On January 26th, two patents were awarded to inventors from the Center for Computational Imaging and Personalized Diagnostics (CCIPD) and their collaborators: “Predicting pathological complete response to neoadjuvant chemotherapy from baseline breast dynamic contrast enhanced magnetic resonance imaging (DCE-MRI)” and “Predicting response to immunotherapy using computer extracted features relating to spatial arrangement of tumor infiltrating lymphocytes in non-small cell lung cancer”. Congratulations to Anant Madabhushi, PhD, Donnell Institute Professor, biomedical engineering and Director of CCIPD; Andrew Janowczyk, PhD, research assistant professor, biomedical engineering and CCIPD; Cristian Barrera, graduate student, biomedical engineering and CCIPD researcher; alumni of CCIPD Nathaniel Braman, PhD, and Xiangxue Wang, PhD; and collaborators Kavya Ravichandran and Vamsidhar Velcheti, MD. Read details about the patents below.
United States Serial Number (USSN): 10,902,591, January 26, 2021.
Inventors: Madabhushi; Anant, Braman; Nathaniel, Janowczyk; Andrew, Ravichandran; Kavya
Abstract: Embodiments access a pre-neoadjuvant chemotherapy (NAC) radiological image of a region of tissue demonstrating breast cancer (BCa), the region of tissue including a tumoral region, the image having a plurality of pixels; extract a set of patches from the tumoral region; provide the set of patches to a convolutional neural network (CNN) configured to discriminate tissue that will experience pathological complete response (pCR) post-NAC from tissue that will not; receive, from the CNN, a pixel-level localized patch probability of pCR; compute a distribution of predictions across analyzed patches based on the pixel-level localized patch probability; classify the region of tissue as a responder or non-responder based on the distribution of predictions, and display the classification. Embodiments may further generate a probability mask based on the pixel-level localized patch probability; and generate a heatmap of likelihood of response to NAC based on the probability mask and the pre-NAC radiological image.
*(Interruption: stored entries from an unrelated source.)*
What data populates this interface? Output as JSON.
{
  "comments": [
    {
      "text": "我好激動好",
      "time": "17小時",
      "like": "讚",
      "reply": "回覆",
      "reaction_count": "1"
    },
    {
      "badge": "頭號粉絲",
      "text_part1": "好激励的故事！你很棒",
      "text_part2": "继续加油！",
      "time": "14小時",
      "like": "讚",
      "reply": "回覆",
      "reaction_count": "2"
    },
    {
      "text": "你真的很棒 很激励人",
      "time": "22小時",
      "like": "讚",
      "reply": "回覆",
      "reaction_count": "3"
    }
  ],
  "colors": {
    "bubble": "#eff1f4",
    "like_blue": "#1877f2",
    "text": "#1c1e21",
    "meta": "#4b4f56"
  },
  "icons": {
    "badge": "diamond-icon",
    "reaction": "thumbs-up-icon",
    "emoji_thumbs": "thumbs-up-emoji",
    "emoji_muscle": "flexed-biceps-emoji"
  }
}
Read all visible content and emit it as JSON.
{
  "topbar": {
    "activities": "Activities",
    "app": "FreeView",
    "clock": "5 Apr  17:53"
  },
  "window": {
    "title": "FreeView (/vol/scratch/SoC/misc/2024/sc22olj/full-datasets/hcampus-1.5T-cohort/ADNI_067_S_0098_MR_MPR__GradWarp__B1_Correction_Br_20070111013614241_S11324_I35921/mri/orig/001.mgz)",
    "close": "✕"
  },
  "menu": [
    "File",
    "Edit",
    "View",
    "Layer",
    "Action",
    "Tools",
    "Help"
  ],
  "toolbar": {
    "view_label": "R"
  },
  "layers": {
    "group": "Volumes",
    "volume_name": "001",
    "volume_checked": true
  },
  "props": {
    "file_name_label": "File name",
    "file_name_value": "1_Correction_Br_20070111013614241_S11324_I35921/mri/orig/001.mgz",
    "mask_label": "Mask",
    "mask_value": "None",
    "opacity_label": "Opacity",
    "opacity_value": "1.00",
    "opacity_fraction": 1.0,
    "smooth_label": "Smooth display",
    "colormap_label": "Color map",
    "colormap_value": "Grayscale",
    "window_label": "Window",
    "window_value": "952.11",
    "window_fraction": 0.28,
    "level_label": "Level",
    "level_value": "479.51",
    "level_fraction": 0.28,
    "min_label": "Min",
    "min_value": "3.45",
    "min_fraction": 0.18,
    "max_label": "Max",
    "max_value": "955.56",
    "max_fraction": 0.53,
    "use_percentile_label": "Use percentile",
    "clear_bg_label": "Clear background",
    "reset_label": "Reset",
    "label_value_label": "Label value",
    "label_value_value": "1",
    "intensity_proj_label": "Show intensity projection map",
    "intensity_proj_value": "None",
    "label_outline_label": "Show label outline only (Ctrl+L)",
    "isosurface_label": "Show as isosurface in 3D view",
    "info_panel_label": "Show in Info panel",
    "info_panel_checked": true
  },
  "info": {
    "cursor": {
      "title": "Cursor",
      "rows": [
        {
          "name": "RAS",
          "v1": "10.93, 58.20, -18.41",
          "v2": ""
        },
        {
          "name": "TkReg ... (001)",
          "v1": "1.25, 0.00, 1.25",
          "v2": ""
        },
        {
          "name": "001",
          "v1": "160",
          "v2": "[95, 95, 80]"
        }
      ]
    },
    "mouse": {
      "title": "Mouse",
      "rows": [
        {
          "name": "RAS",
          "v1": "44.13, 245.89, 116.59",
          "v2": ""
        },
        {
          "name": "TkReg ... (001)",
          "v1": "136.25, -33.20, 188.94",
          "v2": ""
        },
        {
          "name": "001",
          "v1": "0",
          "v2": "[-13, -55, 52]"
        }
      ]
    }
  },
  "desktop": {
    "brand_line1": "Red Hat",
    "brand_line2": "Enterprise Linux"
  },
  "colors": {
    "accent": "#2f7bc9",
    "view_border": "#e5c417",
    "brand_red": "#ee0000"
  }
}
United States Serial Number (USSN): 10,902,256, January 26, 2021.
Inventors: Madabhushi; Anant, Wang; Xiangxue, Barrera; Cristian, Velcheti; Vamsidhar
Abstract: Embodiments include controlling a processor to perform operations, the operations comprising: accessing a digitized image of a region of tissue demonstrating non-small cell lung cancer (NSCLC), detecting a member of a plurality of cellular nuclei represented in the image; classifying the member of the plurality of cellular nuclei as a tumor infiltrating lymphocyte (TIL) nucleus or non-TIL nucleus; extracting spatial TIL features from the plurality of cellular nuclei, including a first subset of features based on the spatial arrangement of TIL nuclei, and a second, different subset of features based on the spatial relationship between TIL nuclei and non-TIL nuclei; generating a set of graph interplay features based on the set of spatial TIL features; providing the set of graph interplay features to a machine learning classifier; receiving, from the machine learning classifier, a probability that the region of tissue will respond to immunotherapy, based, at least in part, on the set of graph interplay features; classifying the region of tissue as likely to respond to immunotherapy or unlikely to respond to immunotherapy based, at least in part, on the probability; and displaying the classification.